Too often, hotels fall into a cycle where pricing decisions are driven almost entirely by what competitors are doing at that moment. One hotel adjusts rates, another reacts, a third follows, and before long the market begins moving without anyone stopping to ask a simple question:
Why?
This is where competitive pricing can quietly turn into competitive guessing.
The assumption behind reactive pricing is that competitors know something you don’t. If another hotel raises rates, many assume demand is strengthening or compression is building. If another hotel lowers rates, the assumption shifts toward softening demand or slower pickup.
But what if neither assumption is correct?
What if the hotel raising rates is simply reacting to another competitor? What if they are testing price tolerance without strong booking data behind it? What if ownership pushed for more aggressive ADR goals? On the other hand, what if a hotel lowers rates in response to the pace, to manage cash flow concerns, or simply to chase occupancy without a clear strategy?
Or perhaps they are watching your rates just as closely and reacting to you.
At some point, the entire process starts to resemble circular logic. Everyone is watching everyone else, adjusting rates in response to each other’s movements, while fewer decisions are grounded in actual demand forecasting. Markets can begin drifting upward or downward without a clear connection to true demand conditions.
The danger in this approach is that it assumes competitor pricing is inherently intelligent.
Sometimes it is. Sometimes it absolutely is not.
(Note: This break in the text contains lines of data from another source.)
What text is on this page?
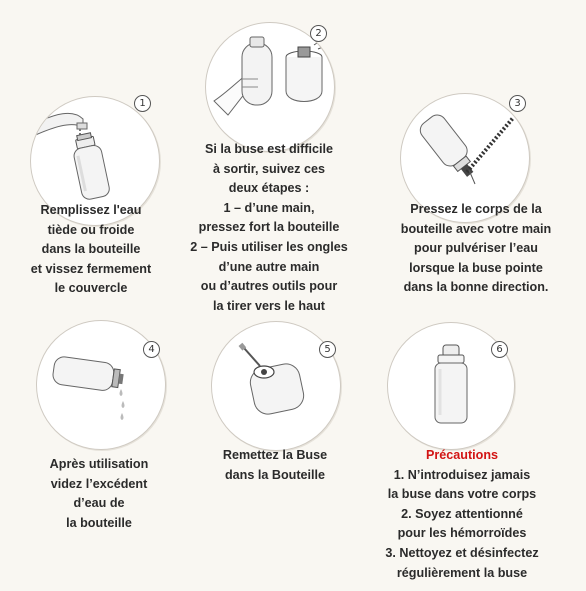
1
Remplissez l'eau
tiède ou froide
dans la bouteille
et vissez fermement
le couvercle
2
Si la buse est difficile
à sortir, suivez ces
deux étapes :
1 – d’une main,
pressez fort la bouteille
2 – Puis utiliser les ongles
d’une autre main
ou d’autres outils pour
la tirer vers le haut
3
Pressez le corps de la
bouteille avec votre main
pour pulvériser l’eau
lorsque la buse pointe
dans la bonne direction.
4
Après utilisation
videz l’excédent
d’eau de
la bouteille
5
Remettez la Buse
dans la Bouteille
6
Précautions
1. N’introduisez jamais
la buse dans votre corps
2. Soyez attentionné
pour les hémorroïdes
3. Nettoyez et désinfectez
régulièrement la buse
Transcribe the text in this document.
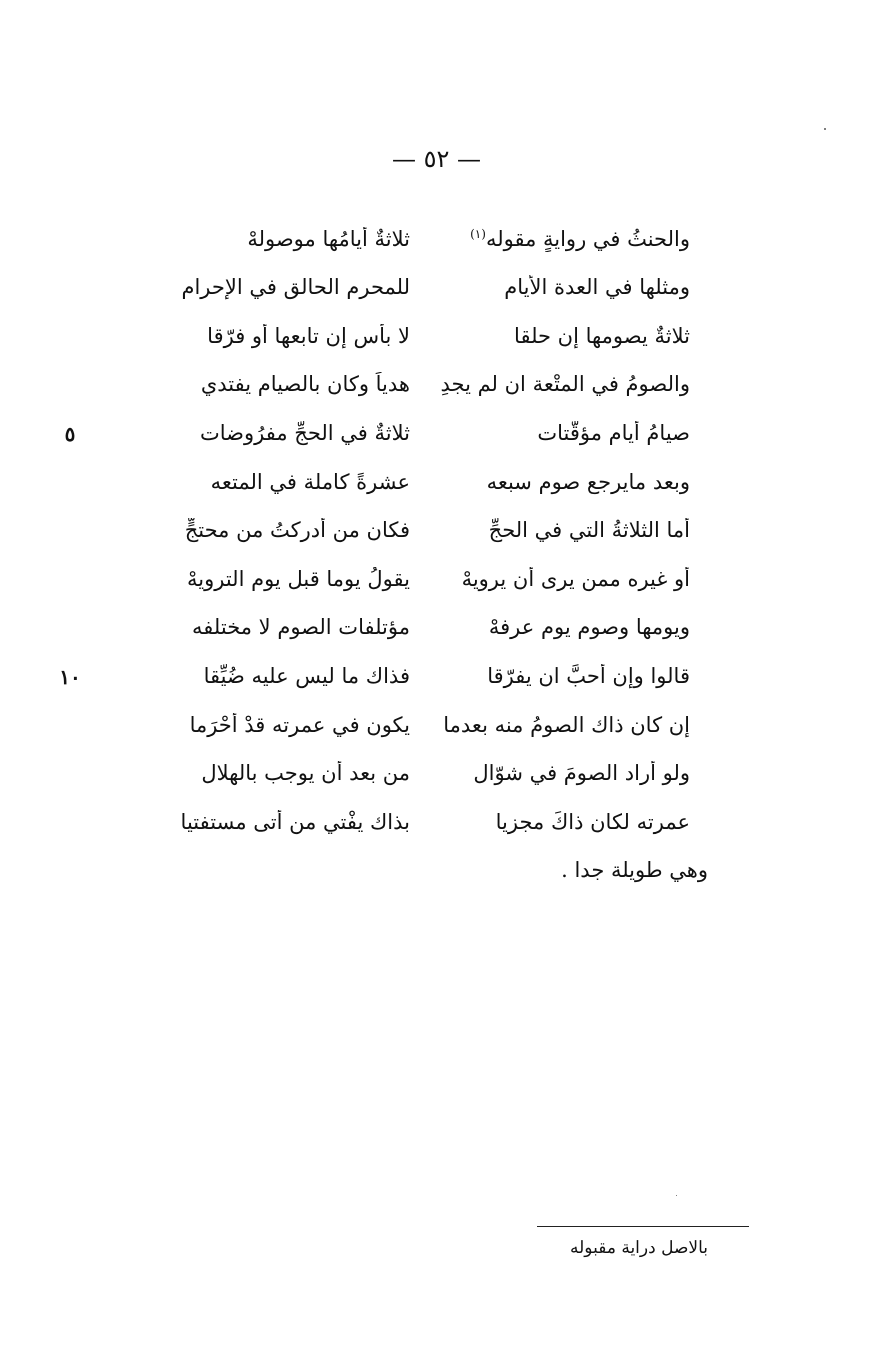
— ٥٢ —
والحنثُ في روايةٍ مقوله$^{(١)}$
ثلاثةٌ أيامُها موصولهْ
ومثلها في العدة الأيام
للمحرم الحالق في الإحرام
ثلاثةٌ يصومها إن حلقا
لا بأس إن تابعها أو فرّقا
والصومُ في المتْعة ان لم يجدِ
هدياً وكان بالصيام يفتدي
صيامُ أيامٍ مؤقّتات
ثلاثةٌ في الحجِّ مفرُوضات
٥
وبعد مايرجع صوم سبعه
عشرةً كاملة في المتعه
أما الثلاثةُ التي في الحجِّ
فكان من أدركتُ من محتجٍّ
أو غيره ممن يرى أن يرويهْ
يقولُ يوما قبل يوم الترويهْ
ويومها وصوم يوم عرفهْ
مؤتلفات الصوم لا مختلفه
قالوا وإن أحبَّ ان يفرّقا
فذاك ما ليس عليه ضُيِّقا
١٠
إن كان ذاك الصومُ منه بعدما
يكون في عمرته قدْ أحْرَما
ولو أراد الصومَ في شوّال
من بعد أن يوجب بالهلال
عمرته لكان ذاكَ مجزيا
بذاك يفْتي من أتى مستفتيا
وهي طويلة جدا .
بالاصل دراية مقبوله
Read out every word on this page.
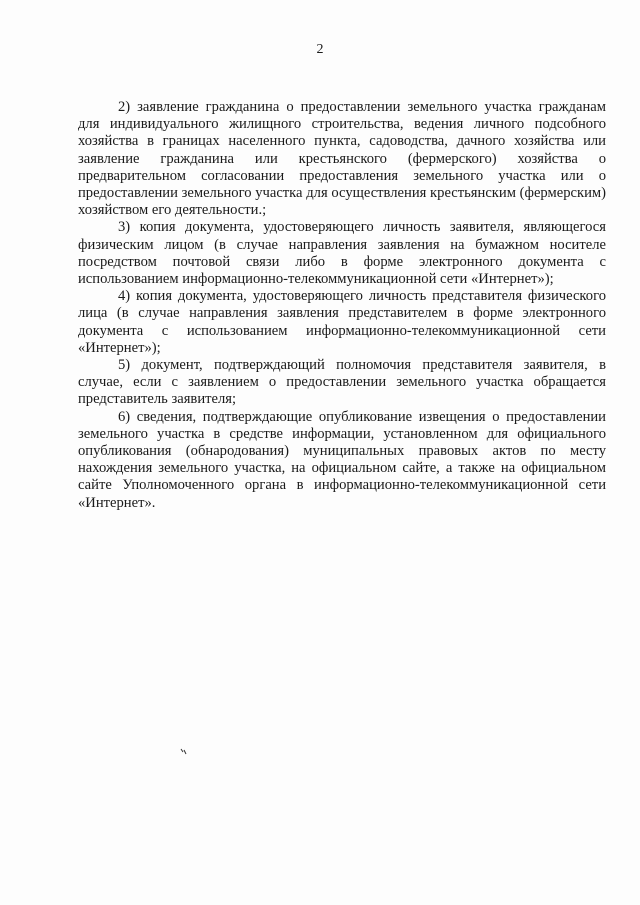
2

2) заявление гражданина о предоставлении земельного участка гражданам для индивидуального жилищного строительства, ведения личного подсобного хозяйства в границах населенного пункта, садоводства, дачного хозяйства или заявление гражданина или крестьянского (фермерского) хозяйства о предварительном согласовании предоставления земельного участка или о предоставлении земельного участка для осуществления крестьянским (фермерским) хозяйством его деятельности.;

3) копия документа, удостоверяющего личность заявителя, являющегося физическим лицом (в случае направления заявления на бумажном носителе посредством почтовой связи либо в форме электронного документа с использованием информационно-телекоммуникационной сети «Интернет»);

4) копия документа, удостоверяющего личность представителя физического лица (в случае направления заявления представителем в форме электронного документа с использованием информационно-телекоммуникационной сети «Интернет»);

5) документ, подтверждающий полномочия представителя заявителя, в случае, если с заявлением о предоставлении земельного участка обращается представитель заявителя;

6) сведения, подтверждающие опубликование извещения о предоставлении земельного участка в средстве информации, установленном для официального опубликования (обнародования) муниципальных правовых актов по месту нахождения земельного участка, на официальном сайте, а также на официальном сайте Уполномоченного органа в информационно-телекоммуникационной сети «Интернет».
A hotel could be under renovation or have just landed airline crew business, shrinking its inventory. They may have pickup concerns tied to a group block and decide they need to price aggressively to pick up rooms quickly. They may be pushing rate because ownership wants stronger ADR performance. Another hotel may be discounting because they are behind budget and trying to stimulate occupancy quickly. An automated system may be overreacting to limited data inputs. An inexperienced manager may simply be following what others are doing. Any number of things could be happening at any time.